Hint: Let us find the cost price of both articles by using the selling price and profit percentage given and find the total profit in two articles by subtracting the selling price with the cost price of both articles.

Complete Step-by-Step solution:
As we know that the cost price of any article is the price at which the shopkeeper (seller) buys that article means the price at which profit is equal to zero.
And the selling price of the article is the price at which the shopkeeper(seller) sells that article.
And if the cost price is greater than selling price then there is loss to the shopkeeper but the selling price is more than the cost price than there is profit.
Here we are given with the selling price of two articles and that is equal to Rs. 640 for each article.
Now as we know that profit in articles of first type is 20%.
So, the selling price (Rs. 640) will be 20% more than the cost price of the first type of article.
According to the percentage formula A% of B is written as \[\dfrac{A}{{100}} \times B\].
So, 120% of the cost price will be equal to 640.
So, applying the percentage formula.
\[S.P = \dfrac{{120}}{{100}} \times C.P\]
S.P is the selling price of an article of first type and C.P is the cost price of an article of first type.
640 = \[\dfrac{{120}}{{100}} \times C.P\]
Multiplying both sides of the above equation by \[\dfrac{{100}}{{120}}\]. We get,
C.P = \[\dfrac{{1600}}{3}\]= Rs. 533.33
Now we had to find the cost price of the second type of article.
Profit on articles of second type is 10%.
So, 110% of the cost price will be equal to 640.
So, applying the percentage formula.
\[S.P = \dfrac{{110}}{{100}} \times C.P\]
S.P is the selling price of articles of second type and C.P is the cost price of articles of second type.
640 = \[\dfrac{{110}}{{100}} \times C.P\]
Multiplying both sides of the above equation by \[\dfrac{{100}}{{110}}\]. We get,
C.P = \[\dfrac{{6400}}{{11}}\]= Rs. 581.81
Now the total cost price of both the articles will be = Rs. 533.33 + Rs. 581.81 = Rs. 1115.14
And the total selling price of both the articles will be = Rs. 640 + Rs. 640 = Rs. 1280
Now the selling price is more than the cost price.

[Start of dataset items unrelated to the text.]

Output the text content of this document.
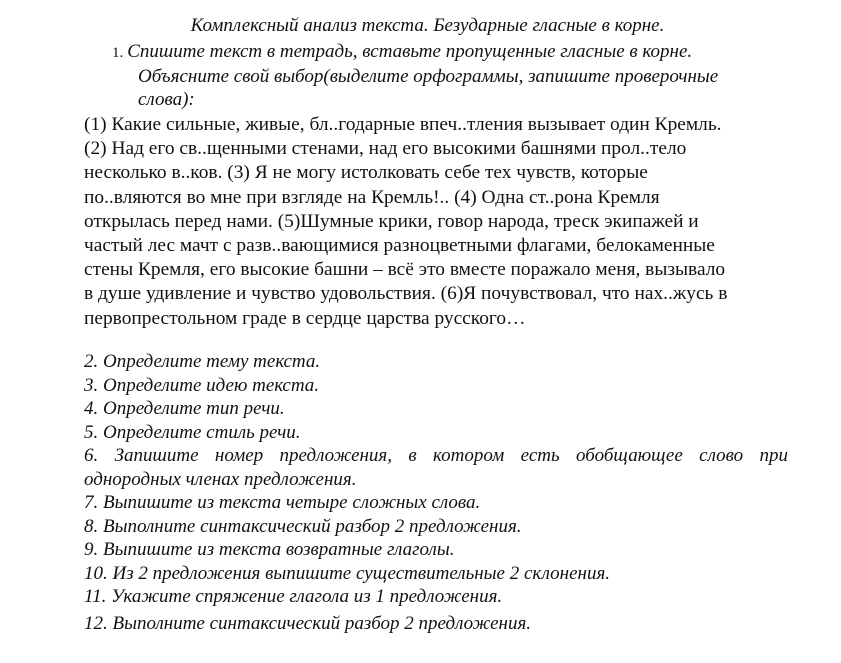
Комплексный анализ текста. Безударные гласные в корне.
1. Спишите текст в тетрадь, вставьте пропущенные гласные в корне.
Объясните свой выбор(выделите орфограммы, запишите проверочные
слова):
(1) Какие сильные, живые, бл..годарные впеч..тления вызывает один Кремль.
(2) Над его св..щенными стенами, над его высокими башнями прол..тело
несколько в..ков. (3) Я не могу истолковать себе тех чувств, которые
по..вляются во мне при взгляде на Кремль!.. (4) Одна ст..рона Кремля
открылась перед нами. (5)Шумные крики, говор народа, треск экипажей и
частый лес мачт с разв..вающимися разноцветными флагами, белокаменные
стены Кремля, его высокие башни – всё это вместе поражало меня, вызывало
в душе удивление и чувство удовольствия. (6)Я почувствовал, что нах..жусь в
первопрестольном граде в сердце царства русского…
2. Определите тему текста.
3. Определите идею текста.
4. Определите тип речи.
5. Определите стиль речи.
6. Запишите номер предложения, в котором есть обобщающее слово при
однородных членах предложения.
7. Выпишите из текста четыре сложных слова.
8. Выполните синтаксический разбор 2 предложения.
9. Выпишите из текста возвратные глаголы.
10. Из 2 предложения выпишите существительные 2 склонения.
11. Укажите спряжение глагола из 1 предложения.
12. Выполните синтаксический разбор 2 предложения.
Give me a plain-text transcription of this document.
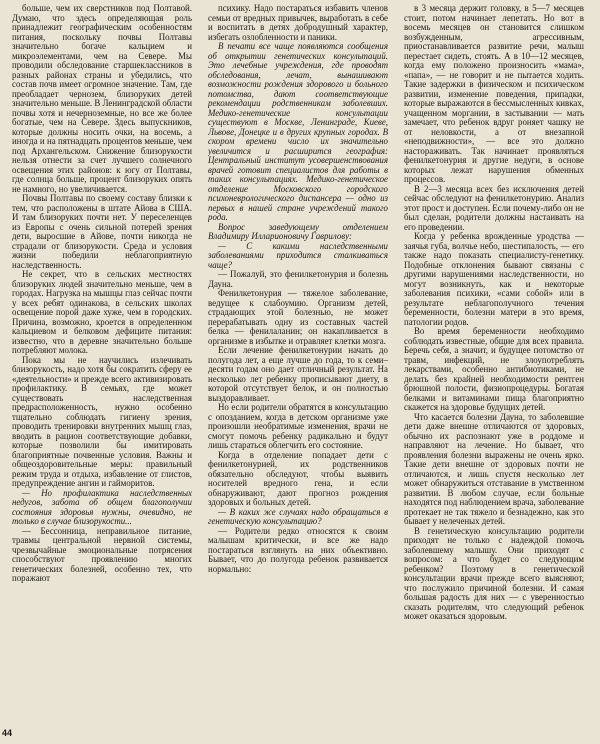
больше, чем их сверстников под Полтавой. Думаю, что здесь определяющая роль принадлежит географическим особенностям питания, поскольку почвы Полтавы значительно богаче кальцием и микроэлементами, чем на Севере. Мы проводили обследование старшеклассников в разных районах страны и убедились, что состав почв имеет огромное значение. Там, где преобладает чернозем, близоруких детей значительно меньше. В Ленинградской области почвы хотя и нечерноземные, но все же более богатые, чем на Севере. Здесь выпускников, которые должны носить очки, на восемь, а иногда и на пятнадцать процентов меньше, чем под Архангельском. Снижение близорукости нельзя отнести за счет лучшего солнечного освещения этих районов: к югу от Полтавы, где солнца больше, процент близоруких опять не намного, но увеличивается.

Почвы Полтавы по своему составу близки к тем, что расположены в штате Айова в США. И там близоруких почти нет. У переселенцев из Европы с очень сильной потерей зрения дети, выросшие в Айове, почти никогда не страдали от близорукости. Среда и условия жизни победили неблагоприятную наследственность.

Не секрет, что в сельских местностях близоруких людей значительно меньше, чем в городах. Нагрузка на мышцы глаз сейчас почти у всех ребят одинакова, в сельских школах освещение порой даже хуже, чем в городских. Причина, возможно, кроется в определенном кальциевом и белковом дефиците питания: известно, что в деревне значительно больше потребляют молока.

Пока мы не научились излечивать близорукость, надо хотя бы сократить сферу ее «деятельности» и прежде всего активизировать профилактику. В семьях, где может существовать наследственная предрасположенность, нужно особенно тщательно соблюдать гигиену зрения, проводить тренировки внутренних мышц глаз, вводить в рацион соответствующие добавки, которые позволили бы имитировать благоприятные почвенные условия. Важны и общеоздоровительные меры: правильный режим труда и отдыха, избавление от глистов, предупреждение ангин и гайморитов.

— Но профилактика наследственных недугов, забота об общем благополучии состояния здоровья нужны, очевидно, не только в случае близорукости...

— Бессонница, неправильное питание, травмы центральной нервной системы, чрезвычайные эмоциональные потрясения способствуют проявлению многих генетических болезней, особенно тех, что поражают

психику. Надо постараться избавить членов семьи от вредных привычек, выработать в себе и воспитать в детях добродушный характер, избегать озлобленности и паники.

В печати все чаще появляются сообщения об открытии генетических консультаций. Это лечебные учреждения, где проводят обследования, лечат, вынашивают возможности рождения здорового и больного потомства, дают соответствующие рекомендации родственникам заболевших. Медико-генетические консультации существуют в Москве, Ленинграде, Киеве, Львове, Донецке и в других крупных городах. В скором времени число их значительно увеличится и расширится география: Центральный институт усовершенствования врачей готовит специалистов для работы в таких консультациях. Медико-генетическое отделение Московского городского психоневрологического диспансера — одно из первых в нашей стране учреждений такого рода.

Вопрос заведующему отделением Владимиру Илларионовичу Гаврилову:

— С какими наследственными заболеваниями приходится сталкиваться чаще?

— Пожалуй, это фенилкетонурия и болезнь Дауна.

Фенилкетонурия — тяжелое заболевание, ведущее к слабоумию. Организм детей, страдающих этой болезнью, не может перерабатывать одну из составных частей белка — фенилаланин; он накапливается в организме в избытке и отравляет клетки мозга.

Если лечение фенилкетонурии начать до полугода лет, а еще лучше до года, то к семи–десяти годам оно дает отличный результат. На несколько лет ребенку прописывают диету, в которой отсутствует белок, и он полностью выздоравливает.

Но если родители обратятся в консультацию с опозданием, когда в детском организме уже произошли необратимые изменения, врачи не смогут помочь ребенку радикально и будут лишь стараться облегчить его состояние.

Когда в отделение попадает дети с фенилкетонурией, их родственников обязательно обследуют, чтобы выявить носителей вредного гена, и если обнаруживают, дают прогноз рождения здоровых и больных детей.

— В каких же случаях надо обращаться в генетическую консультацию?

— Родители редко относятся к своим малышам критически, и все же надо постараться взглянуть на них объективно. Бывает, что до полугода ребенок развивается нормально:

в 3 месяца держит головку, в 5—7 месяцев стоит, потом начинает лепетать. Но вот в восемь месяцев он становится слишком возбужденным, агрессивным, приостанавливается развитие речи, малыш перестает сидеть, стоять. А в 10—12 месяцев, когда ему положено произносить «мама», «папа», — не говорит и не пытается ходить. Такие задержки в физическом и психическом развитии, изменение поведения, припадки, которые выражаются в бессмысленных кивках, учащенном моргании, в застывании — мать замечает, что ребенок вдруг роняет чашку не от неловкости, а от внезапной «неподвижности», — все это должно настораживать. Так начинает проявляться фенилкетонурия и другие недуги, в основе которых лежат нарушения обменных процессов.

В 2—3 месяца всех без исключения детей сейчас обследуют на фенилкетонурию. Анализ этот прост и доступен. Если почему-либо он не был сделан, родители должны настаивать на его проведении.

Когда у ребенка врожденные уродства — заячья губа, волчье небо, шестипалость, — его также надо показать специалисту-генетику. Подобные отклонения бывают связаны с другими нарушениями наследственности, но могут возникнуть, как и некоторые заболевания психики, «сами собой» или в результате неблагополучного течения беременности, болезни матери в это время, патологии родов.

Во время беременности необходимо соблюдать известные, общие для всех правила. Беречь себя, а значит, и будущее потомство от травм, инфекций, не злоупотреблять лекарствами, особенно антибиотиками, не делать без крайней необходимости рентген брюшной полости, физиопроцедуры. Богатая белками и витаминами пища благоприятно скажется на здоровье будущих детей.

Что касается болезни Дауна, то заболевшие дети даже внешне отличаются от здоровых, обычно их распознают уже в роддоме и направляют на лечение. Но бывает, что проявления болезни выражены не очень ярко. Такие дети внешне от здоровых почти не отличаются, и лишь спустя несколько лет может обнаружиться отставание в умственном развитии. В любом случае, если больные находятся под наблюдением врача, заболевание протекает не так тяжело и безнадежно, как это бывает у нелеченых детей.

В генетическую консультацию родители приходят не только с надеждой помочь заболевшему малышу. Они приходят с вопросом: а что будет со следующим ребенком? Поэтому в генетической консультации врачи прежде всего выясняют, что послужило причиной болезни. И самая большая радость для них — с уверенностью сказать родителям, что следующий ребенок может оказаться здоровым.

44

So, men sell the articles for profit.
And profit is equal to Rs. 1280 – Rs. 1115.14 = Rs. 164.86
Now applying the percentage formula to find the total profit percentage.

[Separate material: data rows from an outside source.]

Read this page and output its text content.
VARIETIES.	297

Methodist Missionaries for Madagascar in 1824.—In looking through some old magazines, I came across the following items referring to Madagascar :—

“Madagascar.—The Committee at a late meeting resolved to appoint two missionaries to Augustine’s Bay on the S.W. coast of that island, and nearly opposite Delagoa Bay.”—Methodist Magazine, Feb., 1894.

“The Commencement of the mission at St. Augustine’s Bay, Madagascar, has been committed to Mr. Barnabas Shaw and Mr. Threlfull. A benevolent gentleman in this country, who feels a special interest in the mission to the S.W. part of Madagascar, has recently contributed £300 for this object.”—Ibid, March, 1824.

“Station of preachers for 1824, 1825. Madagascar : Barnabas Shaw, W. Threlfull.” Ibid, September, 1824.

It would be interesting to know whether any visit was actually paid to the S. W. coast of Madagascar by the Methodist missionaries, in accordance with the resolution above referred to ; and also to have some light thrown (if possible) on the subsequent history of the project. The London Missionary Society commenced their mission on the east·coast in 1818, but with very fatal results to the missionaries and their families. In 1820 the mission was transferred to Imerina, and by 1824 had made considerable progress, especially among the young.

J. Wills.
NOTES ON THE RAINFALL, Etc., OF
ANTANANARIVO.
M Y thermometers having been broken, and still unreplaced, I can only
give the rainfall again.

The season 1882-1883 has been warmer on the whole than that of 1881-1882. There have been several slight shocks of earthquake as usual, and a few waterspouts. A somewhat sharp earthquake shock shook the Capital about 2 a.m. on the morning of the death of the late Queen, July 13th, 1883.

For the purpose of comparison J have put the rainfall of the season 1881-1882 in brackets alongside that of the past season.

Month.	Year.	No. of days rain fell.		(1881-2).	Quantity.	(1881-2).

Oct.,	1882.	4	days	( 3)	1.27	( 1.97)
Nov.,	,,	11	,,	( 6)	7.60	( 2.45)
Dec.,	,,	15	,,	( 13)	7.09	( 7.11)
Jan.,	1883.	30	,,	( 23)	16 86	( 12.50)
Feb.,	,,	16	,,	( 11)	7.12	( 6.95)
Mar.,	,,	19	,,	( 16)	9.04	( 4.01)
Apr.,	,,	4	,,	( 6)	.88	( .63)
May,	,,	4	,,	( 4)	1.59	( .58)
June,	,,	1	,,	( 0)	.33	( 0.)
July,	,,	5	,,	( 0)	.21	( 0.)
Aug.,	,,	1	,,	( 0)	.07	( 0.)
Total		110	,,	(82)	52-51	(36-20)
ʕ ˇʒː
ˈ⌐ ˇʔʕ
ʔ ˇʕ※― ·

Profit percentage = \[\dfrac{{164.86}}{{1115.14}} \times 100\] = 14.78 %
So, the correct option will be A.

Note: Whenever we come up with this type of problem then we should take care while finding profit percentage because profit is calculated from cost price not selling price so, we had to apply formula \[\left( {{\text{Profit}}\% = \dfrac{{{\text{profit}}}}{{{\text{cost price}}}} \times 100} \right)\] to find the profit. And if the cost price is more than the selling price then there was loss otherwise there was profit in the sale.